UNDP holds annual meeting with partners

UNDP holds annual meeting with partners


By Aisha Tamba

Every year, the United Nations Development Programme convenes with partners to review the country programme document, to discuss the achievements and pre-plan on the strategic document.

This year, the UN body held a two-day meeting with 57 partners at a local hotel in Kotu to reach a common understanding of the progress towards the achievement of the Country Programme Document outcomes and UNDP’s contribution to the National Development Agenda.


The purpose of the 2021 Annual Review and 2022 Planning Meeting is to undertake a strategic review and reflection of the CPD since 2017, with a view to aligning the 2022 strategic offer of the UNDP Country Office to the current needs and aspirations of the people of The Gambia.

Ida Persson, UNDP head of governance, said the review of the country programme document is delayed to early this year because of the December election.

“As usual we are here with our 57 partners. We are working on governance issues, environmental issues, economic management and poverty issues. We discuss to collect all the information’s needed, reflect on them and then we plan ahead to do better,” she added.

Nana Chinbuah, UNDP deputy representative, added: “There are some areas that we have not reached our target, we have discussed those whether it’s on governance, environmental issues or inclusive management. The idea now is to try to capture it in our board plans for 2022 and hope to be able to deliver on them.”

According to the Country Programme Document, under its Governance and Human Rights pillar, UNDP has maintained support to the Government of The Gambia in consolidating critical reforms. A national security reform policy has been validated and launched and a national security strategy and security sector reform strategy drafted.

The Truth, Reconciliation and Reparations Commission has since January 2019 held public hearings with 393 witnesses of whom 239 were victims and 100 were women. 46 confessed perpetrators, 166 victims and 4 expert witnesses and over 1,200 statements were received, approximately 400 from women. About 50 persons who appeared before the TRRC were self-confessed or alleged perpetrators, 32 appeared via video link and 6 were expert witnesses.
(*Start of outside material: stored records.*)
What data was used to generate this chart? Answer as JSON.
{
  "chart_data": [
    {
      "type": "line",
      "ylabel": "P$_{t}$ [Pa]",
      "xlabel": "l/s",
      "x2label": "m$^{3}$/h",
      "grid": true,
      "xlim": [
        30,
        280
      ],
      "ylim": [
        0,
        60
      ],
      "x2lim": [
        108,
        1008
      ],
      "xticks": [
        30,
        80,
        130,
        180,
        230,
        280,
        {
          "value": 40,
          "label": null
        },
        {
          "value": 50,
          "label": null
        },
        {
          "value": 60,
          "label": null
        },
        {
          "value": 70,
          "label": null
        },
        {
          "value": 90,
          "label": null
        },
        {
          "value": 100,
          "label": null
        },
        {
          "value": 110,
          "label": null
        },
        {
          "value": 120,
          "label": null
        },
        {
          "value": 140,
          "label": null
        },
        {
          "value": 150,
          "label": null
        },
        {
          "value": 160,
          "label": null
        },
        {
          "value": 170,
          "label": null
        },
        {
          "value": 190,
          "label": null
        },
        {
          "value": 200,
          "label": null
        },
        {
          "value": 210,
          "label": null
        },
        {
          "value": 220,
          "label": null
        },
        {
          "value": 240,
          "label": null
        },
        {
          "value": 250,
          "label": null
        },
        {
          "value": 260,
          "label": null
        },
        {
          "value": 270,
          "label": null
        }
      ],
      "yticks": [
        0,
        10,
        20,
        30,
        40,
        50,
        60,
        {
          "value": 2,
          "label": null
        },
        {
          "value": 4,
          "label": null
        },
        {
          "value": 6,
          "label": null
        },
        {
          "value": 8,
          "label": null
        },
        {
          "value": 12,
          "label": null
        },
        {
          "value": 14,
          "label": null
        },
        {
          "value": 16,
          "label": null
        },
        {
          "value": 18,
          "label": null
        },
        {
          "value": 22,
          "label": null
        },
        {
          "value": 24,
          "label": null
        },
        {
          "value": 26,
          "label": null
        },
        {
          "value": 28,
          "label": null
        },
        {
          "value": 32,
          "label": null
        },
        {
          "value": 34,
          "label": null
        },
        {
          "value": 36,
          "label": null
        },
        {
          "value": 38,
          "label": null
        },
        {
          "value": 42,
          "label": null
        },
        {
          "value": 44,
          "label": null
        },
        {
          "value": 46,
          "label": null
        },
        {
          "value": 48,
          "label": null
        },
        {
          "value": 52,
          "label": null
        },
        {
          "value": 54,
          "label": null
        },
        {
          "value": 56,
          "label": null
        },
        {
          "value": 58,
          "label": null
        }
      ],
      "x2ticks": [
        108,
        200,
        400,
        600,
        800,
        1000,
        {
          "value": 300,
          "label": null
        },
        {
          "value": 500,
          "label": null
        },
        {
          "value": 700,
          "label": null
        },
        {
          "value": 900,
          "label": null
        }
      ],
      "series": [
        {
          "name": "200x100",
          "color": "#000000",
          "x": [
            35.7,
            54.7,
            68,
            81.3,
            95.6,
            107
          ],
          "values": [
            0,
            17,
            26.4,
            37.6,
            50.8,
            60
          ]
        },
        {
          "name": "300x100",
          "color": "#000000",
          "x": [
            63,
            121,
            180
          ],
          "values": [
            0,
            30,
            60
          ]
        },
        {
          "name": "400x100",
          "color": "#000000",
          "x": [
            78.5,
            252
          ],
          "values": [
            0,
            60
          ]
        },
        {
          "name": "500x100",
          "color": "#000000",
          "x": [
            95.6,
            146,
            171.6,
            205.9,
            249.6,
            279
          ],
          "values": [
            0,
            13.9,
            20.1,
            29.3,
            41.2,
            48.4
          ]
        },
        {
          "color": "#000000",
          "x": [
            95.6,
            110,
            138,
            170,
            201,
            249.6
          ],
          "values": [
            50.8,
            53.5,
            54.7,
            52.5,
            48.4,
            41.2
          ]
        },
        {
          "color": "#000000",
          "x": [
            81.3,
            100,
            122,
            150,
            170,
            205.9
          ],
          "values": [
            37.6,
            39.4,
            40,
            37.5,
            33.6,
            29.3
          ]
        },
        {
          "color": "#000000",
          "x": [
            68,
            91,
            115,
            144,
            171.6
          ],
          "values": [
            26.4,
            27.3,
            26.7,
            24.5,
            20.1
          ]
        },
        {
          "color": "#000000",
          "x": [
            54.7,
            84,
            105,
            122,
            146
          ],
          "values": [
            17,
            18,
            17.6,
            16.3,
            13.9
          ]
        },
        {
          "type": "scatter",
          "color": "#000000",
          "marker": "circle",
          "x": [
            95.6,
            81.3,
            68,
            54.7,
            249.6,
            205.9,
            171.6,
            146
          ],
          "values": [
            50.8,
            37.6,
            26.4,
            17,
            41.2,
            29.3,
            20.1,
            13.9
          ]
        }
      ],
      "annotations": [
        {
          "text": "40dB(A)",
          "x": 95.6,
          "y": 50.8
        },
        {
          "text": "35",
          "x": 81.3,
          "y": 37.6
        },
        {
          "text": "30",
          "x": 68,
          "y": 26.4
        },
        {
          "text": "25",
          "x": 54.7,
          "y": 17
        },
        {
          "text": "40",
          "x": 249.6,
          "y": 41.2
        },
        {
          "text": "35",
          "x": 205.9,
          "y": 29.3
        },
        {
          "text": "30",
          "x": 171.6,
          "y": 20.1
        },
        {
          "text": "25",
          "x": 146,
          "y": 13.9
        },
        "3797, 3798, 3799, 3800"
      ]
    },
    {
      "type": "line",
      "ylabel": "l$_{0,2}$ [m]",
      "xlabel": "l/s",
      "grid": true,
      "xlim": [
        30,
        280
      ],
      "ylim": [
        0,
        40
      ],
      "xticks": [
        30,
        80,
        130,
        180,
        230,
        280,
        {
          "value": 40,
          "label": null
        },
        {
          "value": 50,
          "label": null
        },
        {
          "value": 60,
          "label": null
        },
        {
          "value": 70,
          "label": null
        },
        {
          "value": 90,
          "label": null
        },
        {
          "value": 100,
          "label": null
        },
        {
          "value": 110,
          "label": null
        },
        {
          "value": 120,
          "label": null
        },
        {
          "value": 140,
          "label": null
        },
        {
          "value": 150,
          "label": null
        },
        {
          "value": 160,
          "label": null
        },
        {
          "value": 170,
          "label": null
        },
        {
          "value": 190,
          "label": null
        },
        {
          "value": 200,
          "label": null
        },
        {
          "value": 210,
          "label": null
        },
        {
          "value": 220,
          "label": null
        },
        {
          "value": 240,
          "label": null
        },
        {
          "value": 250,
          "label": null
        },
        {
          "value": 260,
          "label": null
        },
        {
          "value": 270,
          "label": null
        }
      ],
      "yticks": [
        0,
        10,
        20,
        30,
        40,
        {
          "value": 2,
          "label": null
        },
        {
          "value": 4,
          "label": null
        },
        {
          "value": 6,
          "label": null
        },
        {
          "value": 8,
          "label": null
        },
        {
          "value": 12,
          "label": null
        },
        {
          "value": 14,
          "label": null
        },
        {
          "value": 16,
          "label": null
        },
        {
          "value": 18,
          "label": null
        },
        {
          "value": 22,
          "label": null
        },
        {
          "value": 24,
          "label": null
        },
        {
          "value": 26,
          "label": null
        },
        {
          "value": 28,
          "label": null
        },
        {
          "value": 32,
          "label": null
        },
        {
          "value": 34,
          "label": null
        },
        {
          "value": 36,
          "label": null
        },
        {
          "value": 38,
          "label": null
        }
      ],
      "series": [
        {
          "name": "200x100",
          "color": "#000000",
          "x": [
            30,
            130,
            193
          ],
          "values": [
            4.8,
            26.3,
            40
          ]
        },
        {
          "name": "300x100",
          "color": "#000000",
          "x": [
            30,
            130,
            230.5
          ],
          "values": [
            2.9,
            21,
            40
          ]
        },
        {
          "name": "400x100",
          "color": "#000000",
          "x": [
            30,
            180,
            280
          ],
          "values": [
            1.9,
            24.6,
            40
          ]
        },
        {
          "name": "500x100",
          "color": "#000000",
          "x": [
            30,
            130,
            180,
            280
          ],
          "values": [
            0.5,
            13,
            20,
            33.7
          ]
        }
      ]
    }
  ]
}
Combined, TRRC hearings have produced over 2,800 videos of live footage. However, COVID-19 caused a total of 12 weeks suspension of hearings and cancellation of face-to-face outreach activities, but intensified communication, including in the most remote parts of the country, whilst statement taking exercises were adapted over the telephone. The TRRC has completed its public hearing and the report has been submitted to the President with recommendations as well as reparations plans.

UNDP also partnered with the International IDEA and the Constitutional Review Commission to produce the first draft constitution, which was submitted to President Barrow in April 2020 but on 22 September, the Constitutional Promulgation Bill tabled for debates at the National

Assembly was rejected- 31 NAMs voted for and 23 against, with 3 absentees, thus implying that the 1997 Constitution remains in force.